INTERAKSI.CO, Jakarta – Pemerintah pusat tengah menggodok rencana strategis untuk melakukan sentralisasi tata kelola aparatur sipil negara (ASN) guru di seluruh Indonesia.
Rencana ini bertujuan mengatasi ketimpangan distribusi tenaga pendidik antar daerah, terutama di kawasan 3T (tertinggal, terdepan, terluar), yang selama ini menjadi masalah kronis pendidikan nasional.
Wakil Menteri Pendidikan Dasar dan Menengah, Atip Latipulhayat, mengonfirmasi bahwa teknis perubahan tersebut masih dalam tahap pembahasan lintas kementerian.
“Isu ini sedang kami diskusikan dengan kementerian terkait. Kami akan sampaikan secara resmi setelah prosesnya rampung,” ujar Atip, Sabtu, 19 April 2025.
Beberapa kementerian yang terlibat dalam pembahasan ini antara lain Kemendikti Saintek, Kementerian Agama, dan Kementerian Dalam Negeri. Nantinya, kebijakan ini akan masuk dalam RUU Perubahan atas UU Nomor 20 Tahun 2003 tentang Sistem Pendidikan Nasional (RUU Sisdiknas).
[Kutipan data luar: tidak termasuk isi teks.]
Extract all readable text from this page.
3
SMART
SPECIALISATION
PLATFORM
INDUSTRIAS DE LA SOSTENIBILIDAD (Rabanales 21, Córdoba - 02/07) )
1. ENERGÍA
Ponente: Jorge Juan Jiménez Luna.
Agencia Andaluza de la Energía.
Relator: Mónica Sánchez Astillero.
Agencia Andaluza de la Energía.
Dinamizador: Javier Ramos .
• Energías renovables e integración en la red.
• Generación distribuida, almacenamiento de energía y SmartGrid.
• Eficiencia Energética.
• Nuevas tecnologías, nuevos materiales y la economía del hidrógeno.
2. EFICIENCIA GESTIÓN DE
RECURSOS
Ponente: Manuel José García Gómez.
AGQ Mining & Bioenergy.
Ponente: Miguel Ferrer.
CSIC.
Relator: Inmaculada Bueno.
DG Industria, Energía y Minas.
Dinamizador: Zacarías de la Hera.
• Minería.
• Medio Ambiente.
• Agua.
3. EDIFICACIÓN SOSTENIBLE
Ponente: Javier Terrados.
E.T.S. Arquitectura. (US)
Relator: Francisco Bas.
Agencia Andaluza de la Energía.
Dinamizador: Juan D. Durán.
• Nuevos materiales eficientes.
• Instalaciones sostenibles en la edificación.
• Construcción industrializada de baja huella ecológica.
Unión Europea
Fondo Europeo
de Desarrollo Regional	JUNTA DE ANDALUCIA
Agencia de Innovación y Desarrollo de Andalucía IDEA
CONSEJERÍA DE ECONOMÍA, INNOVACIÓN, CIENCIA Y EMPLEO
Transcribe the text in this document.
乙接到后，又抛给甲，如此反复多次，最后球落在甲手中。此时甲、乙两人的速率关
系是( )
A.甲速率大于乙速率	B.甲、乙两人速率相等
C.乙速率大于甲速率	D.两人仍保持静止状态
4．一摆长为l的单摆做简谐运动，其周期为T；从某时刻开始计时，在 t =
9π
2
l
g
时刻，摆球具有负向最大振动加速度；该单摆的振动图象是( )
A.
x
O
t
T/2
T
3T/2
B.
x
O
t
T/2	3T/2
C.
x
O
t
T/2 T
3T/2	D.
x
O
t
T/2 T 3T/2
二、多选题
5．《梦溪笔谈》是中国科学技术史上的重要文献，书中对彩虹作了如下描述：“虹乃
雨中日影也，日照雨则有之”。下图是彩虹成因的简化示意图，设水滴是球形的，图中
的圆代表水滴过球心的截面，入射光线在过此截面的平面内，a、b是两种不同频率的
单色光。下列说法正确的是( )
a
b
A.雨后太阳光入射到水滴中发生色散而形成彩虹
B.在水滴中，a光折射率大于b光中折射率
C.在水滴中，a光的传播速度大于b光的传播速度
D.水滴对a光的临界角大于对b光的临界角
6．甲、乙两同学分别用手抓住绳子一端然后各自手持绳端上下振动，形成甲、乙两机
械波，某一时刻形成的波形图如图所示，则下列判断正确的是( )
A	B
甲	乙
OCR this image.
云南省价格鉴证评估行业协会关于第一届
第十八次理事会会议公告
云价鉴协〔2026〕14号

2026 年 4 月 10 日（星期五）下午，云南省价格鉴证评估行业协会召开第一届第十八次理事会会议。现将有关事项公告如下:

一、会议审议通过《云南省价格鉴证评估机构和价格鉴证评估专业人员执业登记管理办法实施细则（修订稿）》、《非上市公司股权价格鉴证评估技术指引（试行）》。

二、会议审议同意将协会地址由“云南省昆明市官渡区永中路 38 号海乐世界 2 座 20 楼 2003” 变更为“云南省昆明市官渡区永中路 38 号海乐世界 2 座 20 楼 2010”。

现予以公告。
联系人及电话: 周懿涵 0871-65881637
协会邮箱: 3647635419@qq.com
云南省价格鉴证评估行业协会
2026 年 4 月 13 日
Baca juga: Efek Tarif Trump, 1,2 Juta Pekerja Indonesia Terancam PHK Massal
Menteri Pendidikan Dasar dan Menengah, Abdul Mu’ti, sebelumnya membeberkan bahwa sistem rekrutmen, penempatan, pemindahan, hingga pembinaan guru ASN rencananya akan dikendalikan langsung oleh pemerintah pusat.
Hal ini menyusul keluhan banyak pihak, termasuk aktivis pendidikan, terkait rasio guru dan murid yang tidak merata di berbagai daerah.
“Saat ini, kami tidak punya wewenang memindahkan guru karena semua itu menjadi otoritas pemerintah daerah,” ungkap Mu’ti. Akibatnya, banyak daerah mengalami surplus guru, sementara daerah lain kekurangan parah.
Namun, sentralisasi ini berbenturan dengan UU Otonomi Daerah Nomor 23 Tahun 2014. Oleh karena itu, pembahasan RUU Sisdiknas kemungkinan besar akan bergulir bersamaan dengan rencana amandemen UU tersebut.
Salah satu wacana yang mencuat adalah menghapus sektor pendidikan dari daftar bidang yang dapat diotonomikan.
“Dulu, pendidikan masuk ranah otonomi daerah. Tapi karena banyaknya persoalan, seperti pembangunan sekolah dan manajemen guru, muncul wacana agar UU Otonomi Daerah juga diamandemen,” pungkas Mu’ti.
Kebijakan ini menjadi persimpangan penting: antara memusatkan wewenang demi pemerataan dan efisiensi, atau tetap mempertahankan otonomi daerah demi keadilan lokal.